Rarely has the UAW faced such intense pressure as it does now, with the two biggest U.S. automakers losing money in North America and losing ground to Asian rivals led by Toyota Motor Corp. The UAW membership has dropped by more than half since 1980.
After giving GM breathing room by agreeing to a deal that would increase workers’ and retirees’ share of their health care costs, the UAW is under pressure now to give Ford Motor Co. and DaimlerChrysler’s Chrysler Group similar concessions.
Ford plans to announce a deep restructuring in January that will call for significant plant closings and jobs cuts.
The union already faces a tough adversary in the management of Delphi Corp., the largest U.S. supplier and onetime GM subsidiary that filed for bankruptcy in October.
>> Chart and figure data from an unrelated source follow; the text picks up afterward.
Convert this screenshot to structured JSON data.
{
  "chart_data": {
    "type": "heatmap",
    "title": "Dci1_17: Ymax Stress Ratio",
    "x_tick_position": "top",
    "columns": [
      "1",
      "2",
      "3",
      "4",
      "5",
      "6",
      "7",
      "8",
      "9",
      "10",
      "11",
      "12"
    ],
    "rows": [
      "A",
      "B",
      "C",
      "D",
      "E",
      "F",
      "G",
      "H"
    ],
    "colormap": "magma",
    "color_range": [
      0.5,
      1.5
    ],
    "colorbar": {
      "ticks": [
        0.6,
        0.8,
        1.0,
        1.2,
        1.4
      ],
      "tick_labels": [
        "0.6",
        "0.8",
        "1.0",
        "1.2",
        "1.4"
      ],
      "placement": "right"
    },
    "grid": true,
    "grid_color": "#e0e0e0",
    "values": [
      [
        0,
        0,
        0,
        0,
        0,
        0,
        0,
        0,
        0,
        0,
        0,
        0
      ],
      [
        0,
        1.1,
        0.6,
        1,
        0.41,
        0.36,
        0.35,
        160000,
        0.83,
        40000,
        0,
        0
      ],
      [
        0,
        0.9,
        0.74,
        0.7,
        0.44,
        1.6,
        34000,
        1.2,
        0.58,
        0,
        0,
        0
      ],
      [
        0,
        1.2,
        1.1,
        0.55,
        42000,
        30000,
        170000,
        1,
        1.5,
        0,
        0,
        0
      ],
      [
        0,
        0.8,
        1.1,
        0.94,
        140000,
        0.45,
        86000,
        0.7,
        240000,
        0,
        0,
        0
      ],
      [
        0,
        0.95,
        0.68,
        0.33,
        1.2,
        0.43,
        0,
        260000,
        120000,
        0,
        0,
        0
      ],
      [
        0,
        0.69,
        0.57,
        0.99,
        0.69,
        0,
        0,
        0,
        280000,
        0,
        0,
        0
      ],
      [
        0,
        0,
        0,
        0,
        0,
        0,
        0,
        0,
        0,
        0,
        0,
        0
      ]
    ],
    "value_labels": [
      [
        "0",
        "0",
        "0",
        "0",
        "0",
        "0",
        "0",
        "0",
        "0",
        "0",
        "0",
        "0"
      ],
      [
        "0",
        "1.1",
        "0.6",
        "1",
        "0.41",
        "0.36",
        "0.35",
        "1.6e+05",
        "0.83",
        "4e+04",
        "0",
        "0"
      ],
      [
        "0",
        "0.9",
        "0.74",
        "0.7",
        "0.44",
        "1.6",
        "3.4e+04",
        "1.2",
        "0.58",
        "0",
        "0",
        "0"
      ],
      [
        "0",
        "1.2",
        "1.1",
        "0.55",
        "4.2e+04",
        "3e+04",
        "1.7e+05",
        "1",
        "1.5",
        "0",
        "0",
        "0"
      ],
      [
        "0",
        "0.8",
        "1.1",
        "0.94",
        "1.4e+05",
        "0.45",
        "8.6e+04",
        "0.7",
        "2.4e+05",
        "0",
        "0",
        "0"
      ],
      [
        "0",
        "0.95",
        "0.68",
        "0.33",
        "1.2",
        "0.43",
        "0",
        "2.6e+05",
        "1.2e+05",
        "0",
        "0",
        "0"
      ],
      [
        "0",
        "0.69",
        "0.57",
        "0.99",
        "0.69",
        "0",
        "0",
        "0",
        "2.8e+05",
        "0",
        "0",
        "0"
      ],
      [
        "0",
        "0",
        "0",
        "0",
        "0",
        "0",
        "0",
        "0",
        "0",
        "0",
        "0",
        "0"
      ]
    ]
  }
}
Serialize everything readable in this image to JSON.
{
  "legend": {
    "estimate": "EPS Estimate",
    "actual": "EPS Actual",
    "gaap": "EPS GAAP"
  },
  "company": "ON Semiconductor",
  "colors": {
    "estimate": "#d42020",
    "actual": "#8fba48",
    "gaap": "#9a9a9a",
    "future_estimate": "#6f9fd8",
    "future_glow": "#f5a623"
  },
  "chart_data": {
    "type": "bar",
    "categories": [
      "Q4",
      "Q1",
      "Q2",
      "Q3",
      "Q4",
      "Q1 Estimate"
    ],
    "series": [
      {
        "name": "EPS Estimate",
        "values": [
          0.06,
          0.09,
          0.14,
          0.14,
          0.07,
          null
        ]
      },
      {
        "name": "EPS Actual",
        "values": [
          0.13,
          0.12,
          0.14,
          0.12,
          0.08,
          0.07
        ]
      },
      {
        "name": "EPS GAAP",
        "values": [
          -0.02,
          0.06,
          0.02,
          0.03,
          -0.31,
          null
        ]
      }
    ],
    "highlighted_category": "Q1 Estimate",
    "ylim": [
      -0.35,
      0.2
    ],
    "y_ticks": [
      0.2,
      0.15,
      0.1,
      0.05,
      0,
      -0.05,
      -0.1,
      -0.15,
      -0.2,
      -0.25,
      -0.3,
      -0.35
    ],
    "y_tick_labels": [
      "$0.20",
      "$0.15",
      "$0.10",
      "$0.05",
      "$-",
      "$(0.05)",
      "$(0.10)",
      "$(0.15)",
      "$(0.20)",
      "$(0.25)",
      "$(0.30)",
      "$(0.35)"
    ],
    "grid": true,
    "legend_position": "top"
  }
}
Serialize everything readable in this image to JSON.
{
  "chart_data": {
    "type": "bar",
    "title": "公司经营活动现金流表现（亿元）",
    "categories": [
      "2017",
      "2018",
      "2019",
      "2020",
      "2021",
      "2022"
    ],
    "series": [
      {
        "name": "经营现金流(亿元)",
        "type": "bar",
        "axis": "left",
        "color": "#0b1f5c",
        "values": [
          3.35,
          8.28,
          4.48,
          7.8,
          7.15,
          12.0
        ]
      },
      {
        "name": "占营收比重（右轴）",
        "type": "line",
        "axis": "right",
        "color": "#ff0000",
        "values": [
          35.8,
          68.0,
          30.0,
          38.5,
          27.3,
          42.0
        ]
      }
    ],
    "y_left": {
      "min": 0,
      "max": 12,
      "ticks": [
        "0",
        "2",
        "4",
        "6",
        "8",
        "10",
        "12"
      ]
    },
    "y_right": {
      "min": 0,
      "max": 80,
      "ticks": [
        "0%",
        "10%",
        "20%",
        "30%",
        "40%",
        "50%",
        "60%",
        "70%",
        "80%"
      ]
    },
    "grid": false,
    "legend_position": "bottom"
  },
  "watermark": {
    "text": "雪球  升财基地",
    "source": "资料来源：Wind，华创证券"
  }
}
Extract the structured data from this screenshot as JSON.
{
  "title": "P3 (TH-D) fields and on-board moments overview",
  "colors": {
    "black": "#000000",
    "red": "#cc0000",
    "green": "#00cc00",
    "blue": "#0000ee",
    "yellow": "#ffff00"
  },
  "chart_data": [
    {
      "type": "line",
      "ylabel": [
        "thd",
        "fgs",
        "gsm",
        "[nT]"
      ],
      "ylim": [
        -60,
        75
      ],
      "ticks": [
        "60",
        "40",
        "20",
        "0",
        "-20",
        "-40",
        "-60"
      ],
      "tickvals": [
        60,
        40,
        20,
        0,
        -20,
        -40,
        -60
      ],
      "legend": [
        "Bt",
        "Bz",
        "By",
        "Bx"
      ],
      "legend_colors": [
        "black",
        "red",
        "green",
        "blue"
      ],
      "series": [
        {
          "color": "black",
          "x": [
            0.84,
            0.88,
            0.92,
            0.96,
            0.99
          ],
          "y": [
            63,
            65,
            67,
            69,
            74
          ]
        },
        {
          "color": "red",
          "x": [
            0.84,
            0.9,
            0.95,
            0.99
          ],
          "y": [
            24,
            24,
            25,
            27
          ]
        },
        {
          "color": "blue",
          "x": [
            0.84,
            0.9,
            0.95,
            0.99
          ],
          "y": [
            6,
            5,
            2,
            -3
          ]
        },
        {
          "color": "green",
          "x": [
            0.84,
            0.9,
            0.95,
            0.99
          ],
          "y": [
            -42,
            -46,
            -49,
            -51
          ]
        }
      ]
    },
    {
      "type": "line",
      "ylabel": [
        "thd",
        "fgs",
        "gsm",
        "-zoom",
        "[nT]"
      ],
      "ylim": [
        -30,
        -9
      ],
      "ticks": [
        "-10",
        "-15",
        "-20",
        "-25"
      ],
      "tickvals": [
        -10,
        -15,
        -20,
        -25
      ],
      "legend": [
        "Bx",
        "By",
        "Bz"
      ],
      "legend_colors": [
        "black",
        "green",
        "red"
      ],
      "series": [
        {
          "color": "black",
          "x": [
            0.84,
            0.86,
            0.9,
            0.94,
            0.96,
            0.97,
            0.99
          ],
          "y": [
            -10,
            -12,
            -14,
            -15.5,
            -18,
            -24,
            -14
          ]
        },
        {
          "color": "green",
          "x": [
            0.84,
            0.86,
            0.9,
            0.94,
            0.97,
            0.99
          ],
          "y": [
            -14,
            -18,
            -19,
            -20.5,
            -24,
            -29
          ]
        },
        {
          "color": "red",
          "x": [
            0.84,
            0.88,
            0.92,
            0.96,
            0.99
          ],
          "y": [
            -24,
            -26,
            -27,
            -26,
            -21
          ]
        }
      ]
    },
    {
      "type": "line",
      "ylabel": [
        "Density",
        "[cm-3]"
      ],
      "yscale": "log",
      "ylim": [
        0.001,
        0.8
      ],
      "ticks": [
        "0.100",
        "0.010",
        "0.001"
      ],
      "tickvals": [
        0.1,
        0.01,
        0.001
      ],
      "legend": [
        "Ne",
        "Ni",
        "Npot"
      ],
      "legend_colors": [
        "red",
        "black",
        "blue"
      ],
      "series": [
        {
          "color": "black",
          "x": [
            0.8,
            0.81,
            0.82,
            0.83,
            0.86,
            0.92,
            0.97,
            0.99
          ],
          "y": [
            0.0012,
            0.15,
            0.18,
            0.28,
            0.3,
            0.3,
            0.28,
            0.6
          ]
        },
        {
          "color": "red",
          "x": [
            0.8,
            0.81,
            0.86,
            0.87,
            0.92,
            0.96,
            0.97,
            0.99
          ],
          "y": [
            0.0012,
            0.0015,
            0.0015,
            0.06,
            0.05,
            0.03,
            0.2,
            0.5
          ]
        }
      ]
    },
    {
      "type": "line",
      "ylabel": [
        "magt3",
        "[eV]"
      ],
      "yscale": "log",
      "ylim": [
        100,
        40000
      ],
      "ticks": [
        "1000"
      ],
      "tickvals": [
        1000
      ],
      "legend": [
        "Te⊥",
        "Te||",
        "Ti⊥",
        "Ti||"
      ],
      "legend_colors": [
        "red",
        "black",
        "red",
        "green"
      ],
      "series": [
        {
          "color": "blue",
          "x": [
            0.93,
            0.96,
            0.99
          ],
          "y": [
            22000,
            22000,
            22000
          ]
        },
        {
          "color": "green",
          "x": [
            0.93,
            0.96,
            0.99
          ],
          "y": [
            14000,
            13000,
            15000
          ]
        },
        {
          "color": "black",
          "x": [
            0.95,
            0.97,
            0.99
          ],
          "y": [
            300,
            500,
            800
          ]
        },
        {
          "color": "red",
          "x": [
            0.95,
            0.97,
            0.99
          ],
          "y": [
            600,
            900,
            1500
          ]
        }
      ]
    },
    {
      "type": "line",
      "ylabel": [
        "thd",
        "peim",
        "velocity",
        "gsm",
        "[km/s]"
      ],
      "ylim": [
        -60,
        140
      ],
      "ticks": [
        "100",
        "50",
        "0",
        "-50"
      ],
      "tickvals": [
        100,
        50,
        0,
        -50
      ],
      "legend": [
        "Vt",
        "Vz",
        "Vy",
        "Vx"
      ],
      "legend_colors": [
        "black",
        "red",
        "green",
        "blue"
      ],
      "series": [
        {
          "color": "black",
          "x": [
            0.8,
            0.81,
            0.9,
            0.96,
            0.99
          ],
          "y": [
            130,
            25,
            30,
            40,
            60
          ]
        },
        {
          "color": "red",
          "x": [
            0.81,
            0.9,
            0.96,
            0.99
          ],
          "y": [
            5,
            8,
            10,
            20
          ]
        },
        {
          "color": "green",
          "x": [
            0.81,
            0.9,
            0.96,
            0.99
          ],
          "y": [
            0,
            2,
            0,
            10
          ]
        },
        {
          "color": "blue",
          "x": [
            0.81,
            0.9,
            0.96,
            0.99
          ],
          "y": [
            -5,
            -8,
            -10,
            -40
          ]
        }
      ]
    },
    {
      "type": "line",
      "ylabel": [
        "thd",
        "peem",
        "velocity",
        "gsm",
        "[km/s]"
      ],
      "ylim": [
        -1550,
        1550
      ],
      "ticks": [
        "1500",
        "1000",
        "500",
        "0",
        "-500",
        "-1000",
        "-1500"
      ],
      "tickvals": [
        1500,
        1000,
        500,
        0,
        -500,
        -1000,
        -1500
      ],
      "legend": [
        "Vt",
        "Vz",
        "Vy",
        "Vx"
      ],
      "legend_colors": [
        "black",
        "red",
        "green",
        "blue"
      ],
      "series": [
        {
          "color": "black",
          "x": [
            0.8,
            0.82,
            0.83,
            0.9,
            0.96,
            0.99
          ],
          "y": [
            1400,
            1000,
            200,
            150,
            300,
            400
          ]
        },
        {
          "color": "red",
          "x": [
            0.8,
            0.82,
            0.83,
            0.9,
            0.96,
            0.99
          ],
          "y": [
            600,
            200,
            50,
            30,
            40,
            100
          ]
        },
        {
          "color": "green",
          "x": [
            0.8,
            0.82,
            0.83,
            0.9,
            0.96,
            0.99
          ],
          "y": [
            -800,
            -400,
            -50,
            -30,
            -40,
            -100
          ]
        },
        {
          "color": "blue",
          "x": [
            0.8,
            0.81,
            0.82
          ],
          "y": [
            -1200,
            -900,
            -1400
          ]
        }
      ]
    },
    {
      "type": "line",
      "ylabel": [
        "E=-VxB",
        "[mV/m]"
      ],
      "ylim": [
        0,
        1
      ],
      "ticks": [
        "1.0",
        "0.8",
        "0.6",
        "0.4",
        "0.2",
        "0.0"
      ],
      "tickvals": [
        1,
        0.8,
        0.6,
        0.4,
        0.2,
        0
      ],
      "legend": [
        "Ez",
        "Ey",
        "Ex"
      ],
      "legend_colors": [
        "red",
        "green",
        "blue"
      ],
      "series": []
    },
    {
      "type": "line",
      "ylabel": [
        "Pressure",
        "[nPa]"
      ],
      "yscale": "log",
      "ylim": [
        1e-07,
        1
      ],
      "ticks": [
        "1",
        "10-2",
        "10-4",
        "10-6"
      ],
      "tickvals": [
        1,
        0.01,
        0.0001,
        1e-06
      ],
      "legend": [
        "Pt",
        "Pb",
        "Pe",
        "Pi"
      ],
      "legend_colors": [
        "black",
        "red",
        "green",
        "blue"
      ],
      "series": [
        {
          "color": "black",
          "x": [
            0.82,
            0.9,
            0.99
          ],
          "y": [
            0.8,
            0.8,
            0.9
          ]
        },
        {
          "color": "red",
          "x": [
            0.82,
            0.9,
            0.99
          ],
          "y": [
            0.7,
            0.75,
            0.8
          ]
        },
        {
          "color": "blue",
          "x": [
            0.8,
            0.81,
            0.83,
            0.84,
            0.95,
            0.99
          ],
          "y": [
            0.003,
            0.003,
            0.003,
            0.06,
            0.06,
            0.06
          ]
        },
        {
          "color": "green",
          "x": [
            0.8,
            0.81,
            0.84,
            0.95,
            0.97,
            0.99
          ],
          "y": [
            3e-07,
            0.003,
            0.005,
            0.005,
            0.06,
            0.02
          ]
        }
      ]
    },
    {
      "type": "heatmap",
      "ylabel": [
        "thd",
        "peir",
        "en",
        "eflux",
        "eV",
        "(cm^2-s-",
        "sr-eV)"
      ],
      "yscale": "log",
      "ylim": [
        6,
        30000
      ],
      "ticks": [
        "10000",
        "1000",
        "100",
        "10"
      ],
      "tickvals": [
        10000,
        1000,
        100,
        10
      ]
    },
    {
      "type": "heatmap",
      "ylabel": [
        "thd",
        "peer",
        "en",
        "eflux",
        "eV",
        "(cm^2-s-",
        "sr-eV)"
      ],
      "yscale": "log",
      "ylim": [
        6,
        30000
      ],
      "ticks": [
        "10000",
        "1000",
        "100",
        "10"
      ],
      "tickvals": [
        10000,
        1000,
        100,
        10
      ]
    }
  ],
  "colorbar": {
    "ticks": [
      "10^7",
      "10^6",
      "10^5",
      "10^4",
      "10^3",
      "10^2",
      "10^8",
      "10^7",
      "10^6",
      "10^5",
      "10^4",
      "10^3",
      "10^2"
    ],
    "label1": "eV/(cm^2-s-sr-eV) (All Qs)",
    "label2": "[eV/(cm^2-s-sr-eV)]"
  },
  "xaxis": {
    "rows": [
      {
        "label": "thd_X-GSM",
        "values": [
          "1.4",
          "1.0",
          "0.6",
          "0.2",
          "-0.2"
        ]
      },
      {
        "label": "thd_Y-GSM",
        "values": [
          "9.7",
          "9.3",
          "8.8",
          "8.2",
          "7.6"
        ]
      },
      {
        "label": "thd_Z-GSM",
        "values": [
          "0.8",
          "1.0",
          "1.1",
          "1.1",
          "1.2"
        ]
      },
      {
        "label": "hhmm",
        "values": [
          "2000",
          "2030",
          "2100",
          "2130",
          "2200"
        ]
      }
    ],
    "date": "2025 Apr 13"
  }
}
Delphi is seeking steep reductions in wages and benefits to restore its competitiveness.
Delphi Chairman Steve Miller told the Detroit News Monday he appreciates the dilemma facing UAW President Ron Gettelfinger and other union leaders.
“I don’t underestimate the political problem they have in helping their membership make this transition,” Miller said. Gettelfinger is up for re-election next year.
GM, which has lost more than $4 billion in North America so far this year, announced a restructuring plan Monday that would close four assembly and six component plants and downsize others. In all, 30,000 jobs will be eliminated.
Because the current contract bars GM from closing plants, it will idle some of them until it can negotiate the closures at the next contract talks in 2007.
“There’s going to be a very tough bargaining in 2007 about the future direction in which GM goes,” said Harley Shaiken, a professor specializing in labor issues at the University of California-Berkeley.
“The union wants to see a competitive GM – their members’ jobs depend on that. The long-term issue is, will we have a middle class with a more competitive GM? That’ll be the issue in 2007,” he said.
But the UAW will have a hard time securing job guarantees unless it softens its stance on preservation of benefits and wages, something it has been reluctant to do, Hummel said.